A scrabbling noise sounds over our heads, and we both jump. As I turn, I can still hear it, seemingly coming from the wall beside us. The exterior wall.

I’m creeping toward the window when a high-pitched squeak has me falling back. A dark shape swoops past the window, and I startle-jump again. We both do. Then another shape follows and Jesse says, “Bats.”

I move to the window. A third bat swoops down from the eaves and takes off into the night. The scrabbling in the walls has stopped.

I grumble under my breath, and we stand there, looking around, as if forgetting what we’ve been doing.

Jesse whispers, “All clear down here.”

It does seem to be – if anyone was around, we’d have given ourselves away, jumping at the bats.

Jesse checks his watch. A hint that Owen won’t be gone forever. I glance at the back door, thinking of the basement, but Jesse motions overhead. I nod.

We slip to the front hall. Through the kitchen doorway, I see dishes piled in the sink. Quite a few dishes, considering Owen seems a tidy homeowner. A sign that he’s feeding a captive, too?

The smell of fried chicken hangs in the air, but I don’t see takeout containers. There’s a cast-iron pan in the sink.

Jesse taps my arm. Nothing to see here. Time to get upstairs.

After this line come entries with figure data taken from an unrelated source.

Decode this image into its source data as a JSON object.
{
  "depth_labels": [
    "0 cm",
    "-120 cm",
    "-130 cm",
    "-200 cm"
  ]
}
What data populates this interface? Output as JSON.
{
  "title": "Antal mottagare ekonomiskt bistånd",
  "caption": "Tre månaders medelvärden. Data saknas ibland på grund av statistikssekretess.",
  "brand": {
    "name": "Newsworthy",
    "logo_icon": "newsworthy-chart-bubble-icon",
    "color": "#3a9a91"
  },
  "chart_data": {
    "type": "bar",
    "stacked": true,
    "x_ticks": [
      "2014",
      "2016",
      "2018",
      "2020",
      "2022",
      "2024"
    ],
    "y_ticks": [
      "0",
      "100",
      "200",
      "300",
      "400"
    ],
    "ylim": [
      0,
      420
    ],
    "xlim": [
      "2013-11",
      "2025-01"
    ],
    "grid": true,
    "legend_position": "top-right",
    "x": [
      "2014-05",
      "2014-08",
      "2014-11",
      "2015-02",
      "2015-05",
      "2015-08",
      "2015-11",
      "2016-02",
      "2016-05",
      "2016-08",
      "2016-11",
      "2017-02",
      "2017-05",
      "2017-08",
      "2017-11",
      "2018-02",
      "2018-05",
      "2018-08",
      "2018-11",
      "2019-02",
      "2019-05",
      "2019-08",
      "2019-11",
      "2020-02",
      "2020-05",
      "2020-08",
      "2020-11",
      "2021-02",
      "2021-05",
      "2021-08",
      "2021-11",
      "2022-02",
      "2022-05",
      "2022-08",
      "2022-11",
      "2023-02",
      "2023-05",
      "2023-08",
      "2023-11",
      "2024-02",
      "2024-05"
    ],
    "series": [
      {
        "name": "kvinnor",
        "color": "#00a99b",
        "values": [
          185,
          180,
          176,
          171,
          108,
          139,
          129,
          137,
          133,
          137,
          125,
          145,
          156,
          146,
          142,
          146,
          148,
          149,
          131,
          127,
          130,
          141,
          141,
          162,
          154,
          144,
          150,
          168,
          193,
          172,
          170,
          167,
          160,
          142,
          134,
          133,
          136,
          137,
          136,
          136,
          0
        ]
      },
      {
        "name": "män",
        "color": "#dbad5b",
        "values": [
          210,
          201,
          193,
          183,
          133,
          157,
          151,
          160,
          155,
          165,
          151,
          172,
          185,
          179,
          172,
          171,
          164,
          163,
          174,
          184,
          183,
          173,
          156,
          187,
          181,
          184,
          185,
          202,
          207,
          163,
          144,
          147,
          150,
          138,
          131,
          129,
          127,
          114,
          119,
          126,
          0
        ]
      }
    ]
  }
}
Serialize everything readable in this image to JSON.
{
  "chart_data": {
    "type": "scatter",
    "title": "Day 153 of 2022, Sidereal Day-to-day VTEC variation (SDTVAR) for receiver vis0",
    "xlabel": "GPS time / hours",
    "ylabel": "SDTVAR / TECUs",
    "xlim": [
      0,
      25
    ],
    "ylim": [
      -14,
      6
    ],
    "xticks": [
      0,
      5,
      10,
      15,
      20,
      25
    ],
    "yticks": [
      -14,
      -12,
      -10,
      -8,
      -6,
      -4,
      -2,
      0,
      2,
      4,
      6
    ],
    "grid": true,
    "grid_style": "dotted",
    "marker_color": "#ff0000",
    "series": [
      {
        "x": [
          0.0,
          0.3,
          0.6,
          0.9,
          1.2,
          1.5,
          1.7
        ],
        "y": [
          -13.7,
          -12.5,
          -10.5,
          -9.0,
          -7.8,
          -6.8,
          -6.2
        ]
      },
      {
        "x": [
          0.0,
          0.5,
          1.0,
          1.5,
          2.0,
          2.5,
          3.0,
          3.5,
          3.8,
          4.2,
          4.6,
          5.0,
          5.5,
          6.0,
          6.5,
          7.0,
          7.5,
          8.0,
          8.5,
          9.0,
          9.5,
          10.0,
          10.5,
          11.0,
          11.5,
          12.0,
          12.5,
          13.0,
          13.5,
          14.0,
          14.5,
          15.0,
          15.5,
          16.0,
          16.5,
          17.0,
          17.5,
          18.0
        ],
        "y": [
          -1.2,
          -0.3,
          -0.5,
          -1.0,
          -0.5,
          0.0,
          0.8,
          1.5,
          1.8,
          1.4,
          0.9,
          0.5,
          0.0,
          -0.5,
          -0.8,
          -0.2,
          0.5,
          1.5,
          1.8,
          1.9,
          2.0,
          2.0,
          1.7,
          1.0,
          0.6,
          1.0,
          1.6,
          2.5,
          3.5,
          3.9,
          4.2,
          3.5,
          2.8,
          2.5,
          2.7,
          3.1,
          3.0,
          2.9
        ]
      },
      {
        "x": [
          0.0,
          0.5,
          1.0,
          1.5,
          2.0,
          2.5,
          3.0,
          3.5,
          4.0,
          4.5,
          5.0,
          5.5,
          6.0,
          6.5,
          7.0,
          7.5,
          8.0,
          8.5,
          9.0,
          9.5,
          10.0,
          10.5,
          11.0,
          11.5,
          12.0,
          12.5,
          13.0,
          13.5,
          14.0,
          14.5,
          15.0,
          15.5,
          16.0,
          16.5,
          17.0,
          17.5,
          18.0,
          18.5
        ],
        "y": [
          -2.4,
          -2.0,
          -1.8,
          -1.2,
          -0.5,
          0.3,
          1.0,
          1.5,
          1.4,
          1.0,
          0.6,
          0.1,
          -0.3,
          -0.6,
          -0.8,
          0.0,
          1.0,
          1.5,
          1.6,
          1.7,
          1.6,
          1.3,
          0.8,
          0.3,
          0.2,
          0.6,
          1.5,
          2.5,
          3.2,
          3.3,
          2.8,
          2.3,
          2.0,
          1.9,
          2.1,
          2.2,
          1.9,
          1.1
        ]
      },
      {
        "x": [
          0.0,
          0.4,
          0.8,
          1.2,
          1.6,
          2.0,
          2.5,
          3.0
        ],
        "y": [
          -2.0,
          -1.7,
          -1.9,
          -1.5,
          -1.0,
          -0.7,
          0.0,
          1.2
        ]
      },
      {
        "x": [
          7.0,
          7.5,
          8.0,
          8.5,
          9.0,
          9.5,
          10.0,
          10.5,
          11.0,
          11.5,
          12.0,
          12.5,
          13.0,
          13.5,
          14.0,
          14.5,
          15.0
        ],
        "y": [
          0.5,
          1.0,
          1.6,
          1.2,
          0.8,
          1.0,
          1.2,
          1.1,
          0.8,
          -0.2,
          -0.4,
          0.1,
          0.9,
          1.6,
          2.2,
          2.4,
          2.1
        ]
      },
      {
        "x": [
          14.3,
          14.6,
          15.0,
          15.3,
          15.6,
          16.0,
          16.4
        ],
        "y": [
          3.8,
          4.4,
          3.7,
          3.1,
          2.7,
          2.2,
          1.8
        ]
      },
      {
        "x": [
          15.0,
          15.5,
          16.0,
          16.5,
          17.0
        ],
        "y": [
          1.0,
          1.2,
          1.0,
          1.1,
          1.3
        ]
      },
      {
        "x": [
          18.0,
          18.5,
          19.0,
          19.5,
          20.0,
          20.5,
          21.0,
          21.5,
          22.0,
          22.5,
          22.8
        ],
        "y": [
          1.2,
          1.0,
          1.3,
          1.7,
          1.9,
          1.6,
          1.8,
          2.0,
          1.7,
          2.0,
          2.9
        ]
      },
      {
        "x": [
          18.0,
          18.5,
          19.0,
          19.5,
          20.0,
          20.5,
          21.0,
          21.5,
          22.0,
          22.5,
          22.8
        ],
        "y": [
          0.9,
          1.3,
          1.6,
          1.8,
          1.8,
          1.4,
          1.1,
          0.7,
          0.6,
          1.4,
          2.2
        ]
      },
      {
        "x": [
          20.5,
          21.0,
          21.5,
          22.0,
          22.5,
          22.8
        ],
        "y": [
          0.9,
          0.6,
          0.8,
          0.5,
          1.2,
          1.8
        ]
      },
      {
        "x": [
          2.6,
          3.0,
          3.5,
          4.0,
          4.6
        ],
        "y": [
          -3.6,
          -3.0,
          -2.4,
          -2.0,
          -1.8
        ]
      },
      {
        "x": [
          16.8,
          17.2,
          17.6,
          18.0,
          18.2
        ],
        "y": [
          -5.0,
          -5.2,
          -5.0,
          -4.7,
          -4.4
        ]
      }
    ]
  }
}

We’re almost to the second floor when a noise sounds from the attic. We both stop and look up.

No other sounds come.

I mouth, “Bats?”

Jesse shrugs. We continue on, slower now. Above us, on the second floor, we see four doors. Two are closed. We can see through the other two – a bedroom in one and a bath in the other.

Jesse’s looking between the two closed doors. That’s when something moves over his head, and I’m grabbing his shoulder to yank him back, and then I realize it’s a dangling cord.

The cord hangs from a trapdoor in the ceiling. And it’s swaying.

“Attic?” I mouth.

He nods.

I pantomime a bat and point at the cord, asking if he thought a bat might have set it swinging. He studies that cord for another moment. Then he motions for us to approach the trapdoor.

If it’s not a bat, then something in the attic set the cord swaying, something moving about. Something that could be a girl bound and gagged, held prisoner right over our heads.

I’m right behind him. He’s passing the railing at the top of the stairs. A thump sounds behind me, and I turn and —

A stifled cry of rage. A blur of motion. I’m spinning toward it, and I see an open door. An open door where there’d been a closed one.